Leadership Decapitation – Strategic Targeting of Terrorist Organizations

Jenna, Jordan: Leadership Decapitation. Strategic Targeting of Terrorist Organizations, Stanford University Press, Stanford, California 2019, ISBN 9781503608245, 260 S.

Der Afghanistan-Einsatz der Bundeswehr und der NATO ist beendet. Er war nicht erfolgreich und die Diskussion um die Ursachen dafür beginnt. Doch zahlreiche Fehlentwicklungen wurden bereits vor Jahren von Expertinnen und Experten herausgearbeitet, jedoch wurden sie von der politischen Führung ignoriert. Dies betrifft insbesondere die leadership decapitation, die bei einigen NATO-Verteidigungsministern als die „silberne Kugel“ dafür galt, Al-Qaida, die Taliban und den sogenannten Islamischen Staat zu zerstören. Dahinter stand die Annahme, dass charismatische Führer von terroristischen Organisationen getötet werden müssten, um damit die gesamte Gruppierung besiegen zu können.

Jenna Jordan (Associate Professor at the Sam Nunn School of International Affairs at the Georgia Institute of Technology) hat die Wirksamkeit der leadership decapitation in ihrer Studie 2019 untersucht. Ihre Forschungsleitfragestellungen waren: „Does leadership decapitation work?“ (S. 6) und „Does decapitation result in organizational collapse?“ (S. 47). Gestützt auf ihre Datenbank über terroristische Gruppierungen weltweit im Zeitraum 1970-2016 analysierte sie an 1.276 Fallbeispielen von leadership decapitation deren Auswirkungen auf die bekämpften Gruppierungen. Dann folgten in drei Kapiteln die Beispiele: Hamas, Shining Path (Peru) und Al-Qaida/Islamischer Staat.

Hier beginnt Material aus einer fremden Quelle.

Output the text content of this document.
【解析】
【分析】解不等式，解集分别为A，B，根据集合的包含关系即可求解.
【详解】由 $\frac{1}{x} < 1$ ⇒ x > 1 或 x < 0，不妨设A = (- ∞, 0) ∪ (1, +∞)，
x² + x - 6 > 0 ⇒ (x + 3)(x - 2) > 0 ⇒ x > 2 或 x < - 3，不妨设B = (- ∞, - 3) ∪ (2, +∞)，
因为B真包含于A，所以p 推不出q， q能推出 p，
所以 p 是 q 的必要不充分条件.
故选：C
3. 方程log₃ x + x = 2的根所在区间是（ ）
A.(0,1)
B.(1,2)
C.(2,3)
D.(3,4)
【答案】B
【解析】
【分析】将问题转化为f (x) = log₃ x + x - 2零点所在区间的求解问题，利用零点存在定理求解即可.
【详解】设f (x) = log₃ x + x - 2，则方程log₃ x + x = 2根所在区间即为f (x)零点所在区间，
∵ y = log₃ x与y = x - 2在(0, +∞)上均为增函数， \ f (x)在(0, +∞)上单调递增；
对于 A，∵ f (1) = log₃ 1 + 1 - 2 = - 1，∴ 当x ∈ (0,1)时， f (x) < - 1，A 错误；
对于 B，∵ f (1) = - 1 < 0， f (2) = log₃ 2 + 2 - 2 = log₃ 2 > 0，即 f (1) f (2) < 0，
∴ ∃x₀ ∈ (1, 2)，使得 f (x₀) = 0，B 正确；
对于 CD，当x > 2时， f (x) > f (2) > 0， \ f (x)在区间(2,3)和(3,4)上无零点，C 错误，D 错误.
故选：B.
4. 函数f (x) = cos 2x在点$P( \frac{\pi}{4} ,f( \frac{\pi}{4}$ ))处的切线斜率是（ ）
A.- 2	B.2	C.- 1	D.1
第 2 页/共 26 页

Jordan arbeitete heraus, dass die Resilienz der terroristischen Gruppierungen gegen das leadership targeting von drei Faktoren abhängt: 1. Der Ausbildung fester Führungsstrukturen (Bürokratisierung), 2. der lokalen Unterstützung durch die Bevölkerung und 3. der Ideologie. Als besonders resilient erwiesen sich islamistische terroristische Gruppierungen mit einer aktiven Mitgliederanzahl von 1.000 bis 5.000. Al-Qaida war im Zeitraum 1998 bis 2014 von 287 leadership targetings betroffen. In keinem Fall führte dies zum Zerfall der betroffenen Gruppierung, sondern löste im Gegenteil statistisch nachweisbare verstärkte Anschlagsaktivitäten aus.

Die Bürokratisierung, wie Jordan beschreibt, also der hohe Grad des Ausbaus der Struktur, bewahrte Al-Qaida vor den negativen Folgen der Angriffe auf die eigenen Führer, für die oft seit Jahren Stellvertreter ausgebildet und aufgebaut worden waren.

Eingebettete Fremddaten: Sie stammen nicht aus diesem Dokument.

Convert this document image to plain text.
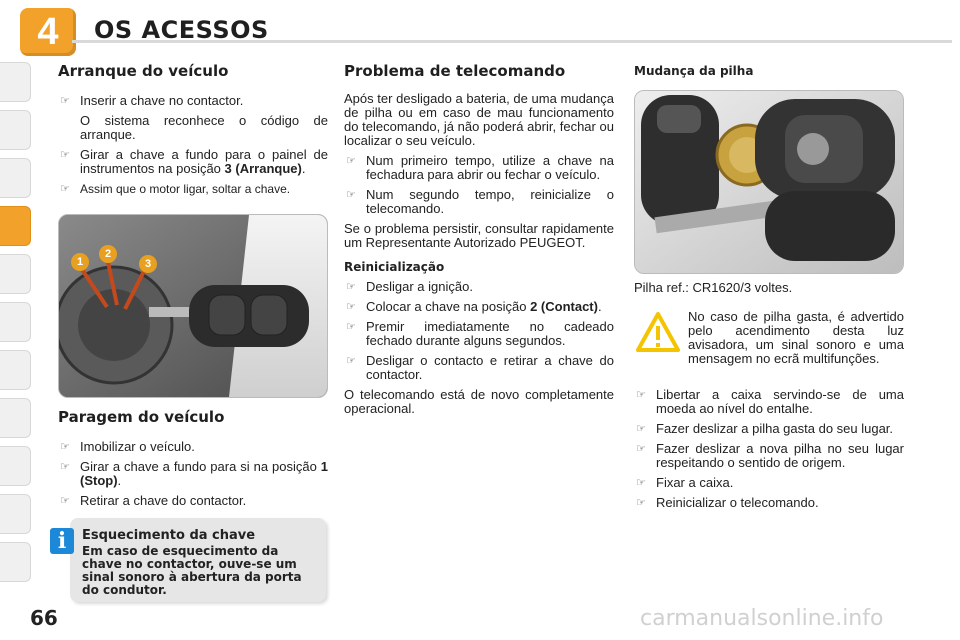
4	OS ACESSOS
Arranque do veículo
☞ Inserir a chave no contactor.
O sistema reconhece o código de arranque.
☞ Girar a chave a fundo para o painel de instrumentos na posição 3 (Arranque).
☞ Assim que o motor ligar, soltar a chave.
1
2
3
Paragem do veículo
☞ Imobilizar o veículo.
☞ Girar a chave a fundo para si na posição 1 (Stop).
☞ Retirar a chave do contactor.
i	Esquecimento da chave
Em caso de esquecimento da chave no contactor, ouve-se um sinal sonoro à abertura da porta do condutor.
Problema de telecomando
Após ter desligado a bateria, de uma mudança de pilha ou em caso de mau funcionamento do telecomando, já não poderá abrir, fechar ou localizar o seu veículo.
☞ Num primeiro tempo, utilize a chave na fechadura para abrir ou fechar o veículo.
☞ Num segundo tempo, reinicialize o telecomando.
Se o problema persistir, consultar rapidamente um Representante Autorizado PEUGEOT.
Reinicialização
☞ Desligar a ignição.
☞ Colocar a chave na posição 2 (Contact).
☞ Premir imediatamente no cadeado fechado durante alguns segundos.
☞ Desligar o contacto e retirar a chave do contactor.
O telecomando está de novo completamente operacional.
Mudança da pilha
Pilha ref.: CR1620/3 voltes.
No caso de pilha gasta, é advertido pelo acendimento desta luz avisadora, um sinal sonoro e uma mensagem no ecrã multifunções.
☞ Libertar a caixa servindo-se de uma moeda ao nível do entalhe.
☞ Fazer deslizar a pilha gasta do seu lugar.
☞ Fazer deslizar a nova pilha no seu lugar respeitando o sentido de origem.
☞ Fixar a caixa.
☞ Reinicializar o telecomando.
66	carmanualsonline.info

„The statistical findings presented in Chapter 4 support the argument that targeting the leadership of alQaeda and its affiliates is unlikely to be effective and may actually have counterproductive consequences. The data indicates that large, religious, Islamist, and sometimes older organizations are highly resistant to leadership targeting.“ (S. 163)

In der Schlusszusammenfassung stellte Jenna Jordan dann fest: „Leadership targeting has been an ineffective strategy against al-Qaeda.“ (S. 178)

Die Studie von Jordan arbeitet einen strategischen Fehler des Ansatzes der Counterinsurgency-Strategien sämtlicher USPräsidenten und der NATO seit 9/11 heraus. Jedoch bleibt festzustellen, dass insbesondere das US-Militär bereits 2007 vor dieser falschen politischen Strategie warnte. In der US-Dienstvorschrift Counterinsurgency Field Manual FM 3-24, die für die U.S. Army und das U.S. Marine Corps gilt, wird ausdrücklich (mit einem gewissen Spott gegenüber den führenden Politikern) betont: „Insurgencies do not normally lend themselves to generalizations like ´if this leader is removed, the insurgency is over` or ´this group drives the movement.` It is important not to oversimplify an insurgency.“1 Leider hat Jordan die anzuwendende militärische US-Dienstvorschrift nicht mit in ihre Analysen miteinbezogen.

Zahlreiche Tabellen und Übersichten, Endnoten, die Bibliografie und ein detailliertes Register erleichtern das Verständnis der Untersuchung enorm, die einen strategischen Beitrag zur Aufarbeitung der Ursachen des Scheiterns der Bundeswehr und der NATO in Afghanistan leistet.